La violenza contro le donne è anche questa, la gogna – mediatica e non solo – che ci si ritrova a subire anche quando si è vittime. E non solo dagli uomini, spesso anche da parte di altre donne.
Donne che dovrebbero, invece, fare fronte comune. Quando la persona in difficoltà è una sconosciuta esattamente come faremmo per un’amica.
Un passaggio molto intenso dell’intervista rilasciata dalla nostra Valeria Graci a Verissimo parla proprio di questo, della forza che le sue amiche, “le ragazze”, come le definisce lei, le abbiano dato per superare un periodo molto difficile della sua vita, quello della separazione dall’ex marito, che su di lei ha fatto violenza psicologica.
Nonostante non esista il reato di violenza psicologica, va comunque sottolineato come il codice penale riconosca alcune fattispecie di reato volte comunque a contrastare questo genere di abuso.
“La violenza di genere è un crimine odioso che trova il proprio humus nella discriminazione, nella negazione della ragione e del rispetto.
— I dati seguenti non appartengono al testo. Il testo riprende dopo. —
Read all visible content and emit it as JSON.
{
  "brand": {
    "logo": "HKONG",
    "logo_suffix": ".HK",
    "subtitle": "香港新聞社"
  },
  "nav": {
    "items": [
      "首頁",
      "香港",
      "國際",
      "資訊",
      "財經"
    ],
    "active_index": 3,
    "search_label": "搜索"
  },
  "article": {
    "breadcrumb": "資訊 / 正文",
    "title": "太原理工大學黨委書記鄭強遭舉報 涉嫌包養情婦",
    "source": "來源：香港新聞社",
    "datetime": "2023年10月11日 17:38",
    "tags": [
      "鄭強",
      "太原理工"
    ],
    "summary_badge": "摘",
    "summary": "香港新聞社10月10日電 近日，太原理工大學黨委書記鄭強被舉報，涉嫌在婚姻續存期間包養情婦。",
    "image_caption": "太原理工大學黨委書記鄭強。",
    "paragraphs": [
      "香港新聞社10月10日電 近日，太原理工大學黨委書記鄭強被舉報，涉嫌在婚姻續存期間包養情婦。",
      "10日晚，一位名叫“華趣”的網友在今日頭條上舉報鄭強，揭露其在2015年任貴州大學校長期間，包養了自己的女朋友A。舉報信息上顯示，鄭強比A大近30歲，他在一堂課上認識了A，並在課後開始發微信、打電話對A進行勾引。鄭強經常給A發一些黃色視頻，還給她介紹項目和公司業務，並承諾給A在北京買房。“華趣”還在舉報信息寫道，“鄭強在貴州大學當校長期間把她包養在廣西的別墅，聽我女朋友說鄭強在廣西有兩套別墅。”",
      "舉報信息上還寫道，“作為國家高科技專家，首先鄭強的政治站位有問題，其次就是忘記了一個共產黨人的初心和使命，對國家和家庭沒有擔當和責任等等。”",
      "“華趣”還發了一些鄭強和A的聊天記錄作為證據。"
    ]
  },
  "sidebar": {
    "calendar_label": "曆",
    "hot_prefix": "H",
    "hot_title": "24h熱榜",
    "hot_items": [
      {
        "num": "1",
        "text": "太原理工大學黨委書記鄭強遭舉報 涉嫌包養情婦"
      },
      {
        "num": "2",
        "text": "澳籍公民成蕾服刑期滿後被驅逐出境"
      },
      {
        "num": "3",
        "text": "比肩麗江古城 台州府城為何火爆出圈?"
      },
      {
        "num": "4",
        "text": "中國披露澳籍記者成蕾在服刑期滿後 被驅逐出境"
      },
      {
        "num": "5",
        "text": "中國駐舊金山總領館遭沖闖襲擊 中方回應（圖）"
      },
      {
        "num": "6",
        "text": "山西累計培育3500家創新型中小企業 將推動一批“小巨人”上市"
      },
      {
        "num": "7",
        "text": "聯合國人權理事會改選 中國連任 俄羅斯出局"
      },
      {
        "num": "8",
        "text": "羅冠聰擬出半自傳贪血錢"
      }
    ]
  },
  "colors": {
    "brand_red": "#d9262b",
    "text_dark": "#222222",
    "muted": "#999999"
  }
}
Una problematica di civiltà che, prima ancora di un’azione di polizia, richiede una crescita culturale. È una tematica complessa che rimanda ad un impegno corale. Gli esperti parlano di approccio olistico, capace di coinvolgere tutti gli attori sociali, dalle Istituzioni, alla scuola, alla famiglia”, ha dichiarato il Capo della Polizia, Direttore Generale della Pubblica Sicurezza, Franco Gabrielli annunciando la pubblicazione realizzata dalla Direzione centrale della Polizia criminale proprio in occasione della Giornata Internazionale per l’eliminazione della violenza contro le donne.
Nel rapporto diffuso si legge che “nel periodo gennaio-settembre di quest’anno, confrontato con lo stesso periodo del 2019, si registrano numeri inferiori rispetto a quelli dello scorso anno, che risentono evidentemente anche della difficoltà di denunciare del periodo del lockdown, dove tutte e tre le fattispecie fanno registrare un calo. La fascia d’età più colpita è quella che va da 31 a 44 anni, le vittime sono italiane nell’80% dei casi (81% nel 2019), mentre, tra le vittime straniere, predominano quelle di nazionalità romena, anche in relazione alla maggior presenza sul territorio nazionale”.
Che la pandemia possa aver influito in maniera negativa sul numero di denunce è purtroppo un tema complesso, di cui Striscia si è occupata lo scorso aprile, in pieno lockdown.
La Polizia, nel suo rapporto, ha voluto poi ricordare che già dallo scorso lockdown la app YouPol, ideata per contrastare bullismo e spaccio di droga, comprende una funzione per segnalazioni di violenza domestica.
L’applicazione consente di trasmettere in tempo reale messaggi ed immagini agli operatori della Polizia di Stato.
Le segnalazioni sono automaticamente geo-referenziate, ma è possibile per l’utente modificare il luogo dove sono avvenuti i fatti. È inoltre possibile dall’app chiamare direttamente il 113. Tutte le segnalazioni vengono ricevute dalla Sala Operativa della Questura competente per territorio.
Per chi non vuole registrarsi fornendo i propri dati, è prevista la possibilità di segnalare in forma anonima.